Here we should add that sometimes real estate advertising says that commercial rezoning is possible or might occur. We don't think that is unethical if it is carefully worded so that no one reading the ad will think it's a sure thing. Zoning changes are never a sure thing until the final action is taken. Just the hint of the possibility of applying for commercial zoning may be enough to increase the sales price. (Note that some state real estate boards may prohibit doing this, regardless of careful wording.)

We suppose another possibility is that it is a code inspector that is considering the building commercial. In that case, the inspector might try to enforce different property maintenance codes and especially different fire codes that rarely apply to residential land uses. If this is the situation, it should be quite easy to convince the inspector (an employee or possibly a contractor of the city) to simply check the zoning district and therefore conduct any code enforcement actions on the basis of codes that apply to residential land uses and not commercial ones.
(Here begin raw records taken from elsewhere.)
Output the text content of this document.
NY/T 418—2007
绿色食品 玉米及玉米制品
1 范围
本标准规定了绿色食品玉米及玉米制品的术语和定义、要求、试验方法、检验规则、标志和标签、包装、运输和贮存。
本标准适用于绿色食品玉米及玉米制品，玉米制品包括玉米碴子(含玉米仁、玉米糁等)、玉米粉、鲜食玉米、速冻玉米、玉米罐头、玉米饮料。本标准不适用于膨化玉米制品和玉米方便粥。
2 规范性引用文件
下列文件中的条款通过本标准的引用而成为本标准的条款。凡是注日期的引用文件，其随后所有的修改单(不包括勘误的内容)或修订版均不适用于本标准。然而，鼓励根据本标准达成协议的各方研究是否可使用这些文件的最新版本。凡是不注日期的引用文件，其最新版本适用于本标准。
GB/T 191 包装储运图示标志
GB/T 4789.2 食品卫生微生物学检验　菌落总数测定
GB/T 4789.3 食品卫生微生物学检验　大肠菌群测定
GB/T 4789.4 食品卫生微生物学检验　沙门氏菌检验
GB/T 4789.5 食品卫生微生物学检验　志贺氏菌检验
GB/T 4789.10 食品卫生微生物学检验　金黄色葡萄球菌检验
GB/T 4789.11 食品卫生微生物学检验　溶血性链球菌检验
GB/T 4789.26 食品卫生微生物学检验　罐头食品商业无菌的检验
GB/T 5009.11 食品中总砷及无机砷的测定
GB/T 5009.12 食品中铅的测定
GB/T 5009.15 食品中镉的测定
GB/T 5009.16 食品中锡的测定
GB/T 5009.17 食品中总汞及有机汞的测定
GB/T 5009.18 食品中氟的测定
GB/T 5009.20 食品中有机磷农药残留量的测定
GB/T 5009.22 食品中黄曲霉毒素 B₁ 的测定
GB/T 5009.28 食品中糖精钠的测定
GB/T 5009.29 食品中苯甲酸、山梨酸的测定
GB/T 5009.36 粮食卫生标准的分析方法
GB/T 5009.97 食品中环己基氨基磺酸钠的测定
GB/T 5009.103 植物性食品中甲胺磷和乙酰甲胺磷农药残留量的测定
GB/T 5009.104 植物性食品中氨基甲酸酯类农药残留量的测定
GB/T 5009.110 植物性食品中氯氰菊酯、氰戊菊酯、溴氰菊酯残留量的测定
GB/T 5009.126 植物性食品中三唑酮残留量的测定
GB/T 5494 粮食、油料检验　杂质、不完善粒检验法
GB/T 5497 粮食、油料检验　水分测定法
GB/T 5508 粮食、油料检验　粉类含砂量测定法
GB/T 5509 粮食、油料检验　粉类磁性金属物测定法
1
In some locations, utilities may have different and potentially higher rates for commercial property than residential property. This could occur especially if there are special assessments to support something such as sidewalks, stormwater routing, or even a special business district. If this is true of the place where your friend lives, it should be a simple matter to contact the utility in question, point out the zoning classification, and demonstrate the residential use.

In sum, we cannot think of any matters that are concerning to your friend that will be difficult to resolve. Just to reiterate, he is in compliance with zoning already and does not need to do anything to establish that. Beyond that, any steps that he takes would be due to saving money and not to meeting any type of legal requirement.